"Bucky will you look at her!" Nats voice is piercing and demands attention of everyone in the room.

I can barely take a breath as sobs wreck my body, I'm not even sure why I'm crying so hard, I'm not a crier, and yet these last few weeks I've cried twice, it's almost embarrassing.

The group of them all turn and look at me, but anger surges through me suddenly as Bucky's angry face looks at me, he takes me in and his anger disappears, instead of fighting to get to Pietro he's pushing them off to get to me.

He reaches me and pauses, "I'm sorry."

I can't control the heavy breathes that wreck havoc on my chest, I feel like any words that escape me will choke me.

"Eden?" My dad walks towards us and looks between Bucky and I.

Looking at the concern on his face as he looks from me, his daughter, to this once angry and now full of sorrow man, my knees weaken beneath me and I step into my fathers arms, burying my face in his chest just to stop them all looking at me for a second.

His arms don't embrace me straight away, I wouldn't expect them to, since I can remember I've never hugged my father, it isn't something we've ever done, having him by my side for photos at his birthday party is as close as we've ever gotten.

I hear people in the room leaving as I finally feel his arms wrap me up in them.

"Sargent Barnes, why don't you take Eden to her room?"

What? Why?

I look up at my father, frowning and concerned, but he just gives me a reassuring smile, "I'll be up soon."

I look at Bucky, he's looking at me as though I'm made of glass, he puts his hand out to me and it's almost like I'm passed between these two men who I am still struggling to comprehend my feelings for in the most different of ways.

"I'm fine." I say and walk past his hand. I can't bare to let him hold my hand when I'm this angry with him.

I walk through the hall, past Clint, Steve and Natasha, they say nothing. I walk up the stairs and to my room, I allow Bucky to follow me, it feels like that first day I met him as he walks behind me and grabs my door handle before I can do so myself.

Words are clouding my mind, I want to scream at him, I want to cry, and yet I want to allow him to hold me and never let go.

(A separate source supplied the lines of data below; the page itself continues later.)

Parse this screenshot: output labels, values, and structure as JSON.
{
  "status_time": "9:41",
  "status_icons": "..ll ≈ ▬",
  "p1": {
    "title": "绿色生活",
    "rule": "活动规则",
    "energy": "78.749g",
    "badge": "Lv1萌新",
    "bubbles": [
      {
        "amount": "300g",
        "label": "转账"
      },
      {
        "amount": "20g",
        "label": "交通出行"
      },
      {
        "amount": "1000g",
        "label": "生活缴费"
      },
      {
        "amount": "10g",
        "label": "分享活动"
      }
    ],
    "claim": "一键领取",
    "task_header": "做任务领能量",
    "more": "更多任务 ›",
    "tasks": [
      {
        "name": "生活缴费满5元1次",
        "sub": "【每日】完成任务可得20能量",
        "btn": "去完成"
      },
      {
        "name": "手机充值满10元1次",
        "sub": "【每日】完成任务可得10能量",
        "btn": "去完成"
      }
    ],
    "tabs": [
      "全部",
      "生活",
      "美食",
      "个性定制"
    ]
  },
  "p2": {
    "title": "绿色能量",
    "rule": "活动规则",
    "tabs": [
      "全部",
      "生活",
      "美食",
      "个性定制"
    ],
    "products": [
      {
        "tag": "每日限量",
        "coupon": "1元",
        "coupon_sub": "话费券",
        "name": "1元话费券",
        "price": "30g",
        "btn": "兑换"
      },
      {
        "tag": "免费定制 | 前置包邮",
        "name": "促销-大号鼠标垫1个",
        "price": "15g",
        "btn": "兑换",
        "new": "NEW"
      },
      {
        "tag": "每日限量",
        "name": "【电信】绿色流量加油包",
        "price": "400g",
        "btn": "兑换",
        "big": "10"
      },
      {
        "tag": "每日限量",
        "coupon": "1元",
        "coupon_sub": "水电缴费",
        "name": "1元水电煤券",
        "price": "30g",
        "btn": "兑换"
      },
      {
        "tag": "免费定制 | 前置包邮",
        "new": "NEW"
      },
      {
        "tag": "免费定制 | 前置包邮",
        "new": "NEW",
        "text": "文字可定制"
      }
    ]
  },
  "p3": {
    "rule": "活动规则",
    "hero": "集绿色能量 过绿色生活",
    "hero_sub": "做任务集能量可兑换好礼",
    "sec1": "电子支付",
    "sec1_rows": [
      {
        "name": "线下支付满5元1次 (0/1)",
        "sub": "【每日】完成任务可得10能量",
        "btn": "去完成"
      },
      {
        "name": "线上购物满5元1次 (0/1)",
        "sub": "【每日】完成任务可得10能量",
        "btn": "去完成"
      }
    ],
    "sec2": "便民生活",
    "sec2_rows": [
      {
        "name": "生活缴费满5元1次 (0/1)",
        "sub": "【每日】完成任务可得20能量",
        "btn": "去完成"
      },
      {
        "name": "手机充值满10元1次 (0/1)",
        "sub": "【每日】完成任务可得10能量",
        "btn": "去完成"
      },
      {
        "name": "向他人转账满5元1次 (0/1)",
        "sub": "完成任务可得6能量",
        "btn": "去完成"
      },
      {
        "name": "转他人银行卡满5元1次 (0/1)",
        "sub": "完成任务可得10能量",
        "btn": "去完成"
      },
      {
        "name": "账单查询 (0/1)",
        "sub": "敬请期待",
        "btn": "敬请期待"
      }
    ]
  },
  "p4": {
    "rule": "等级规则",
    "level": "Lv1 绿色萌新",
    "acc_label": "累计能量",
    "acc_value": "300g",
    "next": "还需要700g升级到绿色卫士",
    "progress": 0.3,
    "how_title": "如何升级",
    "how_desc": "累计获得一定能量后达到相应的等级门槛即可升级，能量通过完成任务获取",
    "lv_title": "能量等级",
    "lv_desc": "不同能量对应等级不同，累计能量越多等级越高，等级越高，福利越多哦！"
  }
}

Bucky shuts the door behind him as we enter my room. I stand in the middle of the rug, between the bed and the desk, turned away from him, I rub my palms against my face and squeeze my eyes shut, holding in my temptation to scream out my frustration.

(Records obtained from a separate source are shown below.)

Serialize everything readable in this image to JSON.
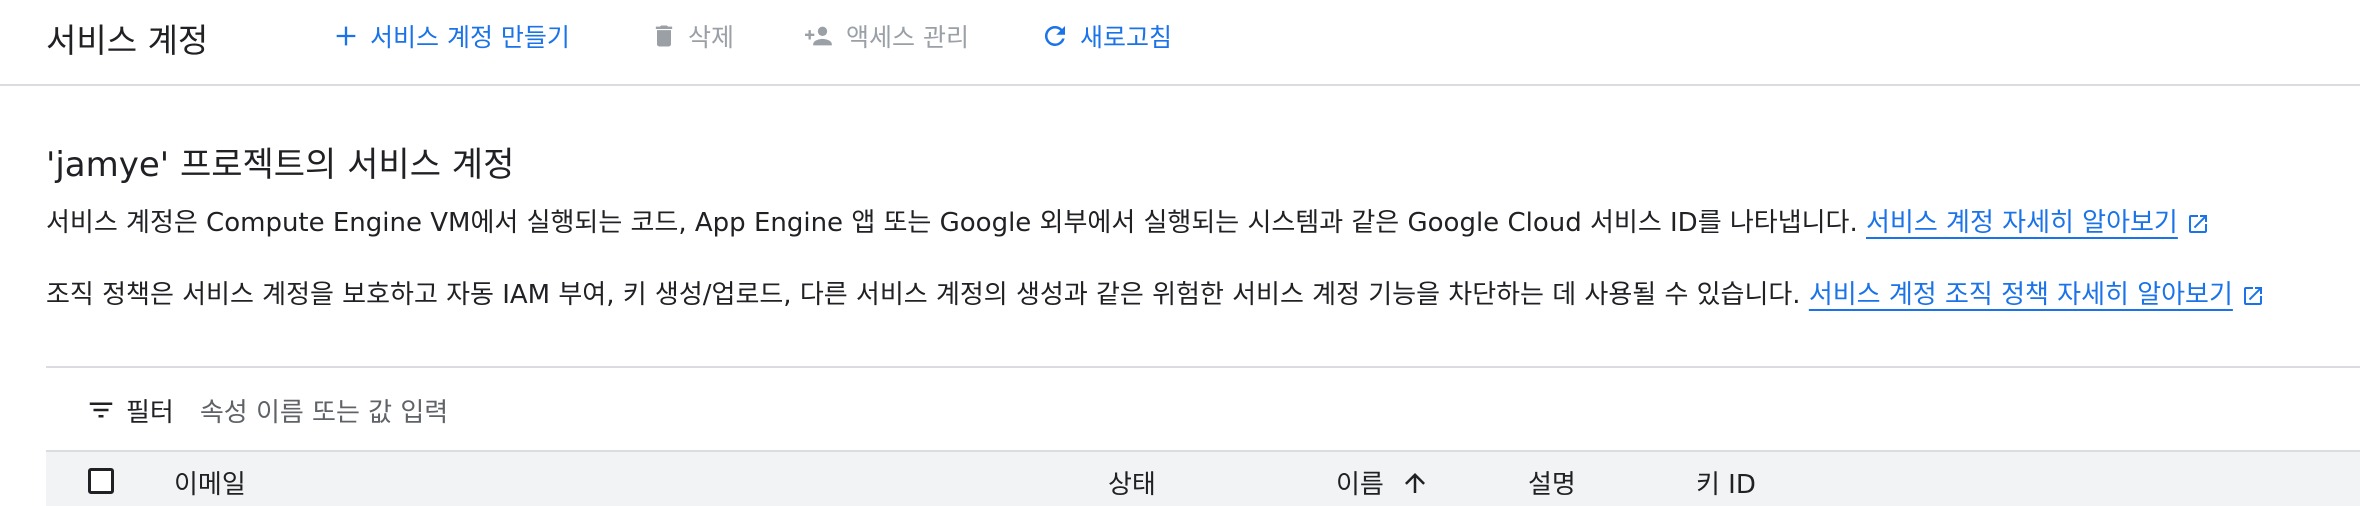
{
  "header": {
    "title": "서비스 계정",
    "actions": {
      "create": "서비스 계정 만들기",
      "delete": "삭제",
      "manage_access": "액세스 관리",
      "refresh": "새로고침"
    }
  },
  "main": {
    "section_title": "'jamye' 프로젝트의 서비스 계정",
    "description_1": "서비스 계정은 Compute Engine VM에서 실행되는 코드, App Engine 앱 또는 Google 외부에서 실행되는 시스템과 같은 Google Cloud 서비스 ID를 나타냅니다.",
    "link_1": "서비스 계정 자세히 알아보기",
    "description_2": "조직 정책은 서비스 계정을 보호하고 자동 IAM 부여, 키 생성/업로드, 다른 서비스 계정의 생성과 같은 위험한 서비스 계정 기능을 차단하는 데 사용될 수 있습니다.",
    "link_2": "서비스 계정 조직 정책 자세히 알아보기"
  },
  "filter": {
    "label": "필터",
    "placeholder": "속성 이름 또는 값 입력"
  },
  "table": {
    "columns": {
      "email": "이메일",
      "status": "상태",
      "name": "이름",
      "description": "설명",
      "key_id": "키 ID"
    }
  },
  "colors": {
    "accent": "#1a73e8",
    "disabled": "#9aa0a6",
    "header_bg": "#f1f3f4",
    "divider": "#dadce0"
  },
  "icons": [
    "plus-icon",
    "trash-icon",
    "person-add-icon",
    "refresh-icon",
    "external-link-icon",
    "filter-icon",
    "sort-arrow-up-icon"
  ]
}
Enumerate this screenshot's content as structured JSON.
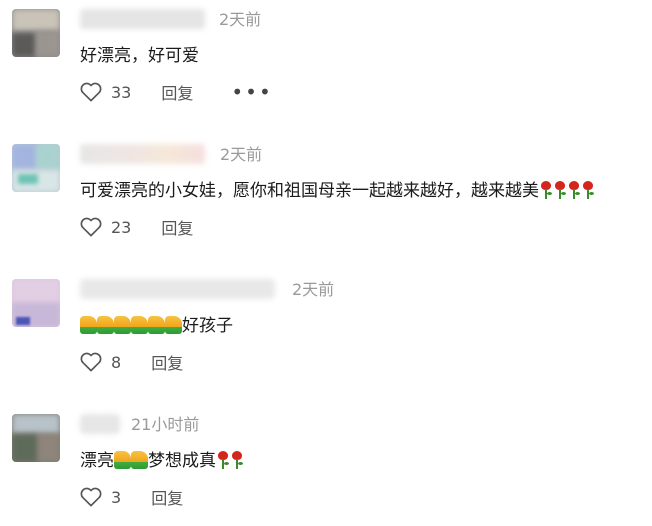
{
  "comments": [
    {
      "time": "2天前",
      "segments": [
        {
          "t": "text",
          "v": "好漂亮，好可爱"
        }
      ],
      "likes": "33",
      "reply": "回复",
      "more": "•••"
    },
    {
      "time": "2天前",
      "segments": [
        {
          "t": "text",
          "v": "可爱漂亮的小女娃，愿你和祖国母亲一起越来越好，越来越美"
        },
        {
          "t": "emoji",
          "v": "rose"
        },
        {
          "t": "emoji",
          "v": "rose"
        },
        {
          "t": "emoji",
          "v": "rose"
        },
        {
          "t": "emoji",
          "v": "rose"
        }
      ],
      "likes": "23",
      "reply": "回复"
    },
    {
      "time": "2天前",
      "segments": [
        {
          "t": "emoji",
          "v": "thumbs-up"
        },
        {
          "t": "emoji",
          "v": "thumbs-up"
        },
        {
          "t": "emoji",
          "v": "thumbs-up"
        },
        {
          "t": "emoji",
          "v": "thumbs-up"
        },
        {
          "t": "emoji",
          "v": "thumbs-up"
        },
        {
          "t": "emoji",
          "v": "thumbs-up"
        },
        {
          "t": "text",
          "v": "好孩子"
        }
      ],
      "likes": "8",
      "reply": "回复"
    },
    {
      "time": "21小时前",
      "segments": [
        {
          "t": "text",
          "v": "漂亮"
        },
        {
          "t": "emoji",
          "v": "thumbs-up"
        },
        {
          "t": "emoji",
          "v": "thumbs-up"
        },
        {
          "t": "text",
          "v": "梦想成真"
        },
        {
          "t": "emoji",
          "v": "rose"
        },
        {
          "t": "emoji",
          "v": "rose"
        }
      ],
      "likes": "3",
      "reply": "回复"
    }
  ]
}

Finally I face him, and he's stood waiting, nervous, against the door.

I've never seen Bucky nervous and I have to admit, it's slightly endearing.

I step towards him and he seems to tense up, I try to smile as I shake my head at him and hold out my hands, he closes the distance between us in two strides and encloses me in his arms as if he'll never get the chance again.

"I'm sorry Eden, I'm so sorry. I don't ever want you to be scared of me." He speaks into my neck and I can't help but let out a breathy laugh against his chest, I pull away and hold his face in my hands, my eyes scan him, I can tell he genuinely believes I was scared of him.

"Bucky! I wasn't scared of you, I was scared for you."

His eyebrows pull together, confused, he doesn't understand.

"Wanda is Pietros sister, no matter what he does. If you went in there trying to kill him, you would be dust-"

My choice of words, my dream, I feel sick. I have to swallow down the bile that's came up my throat, tears fill my eyes again.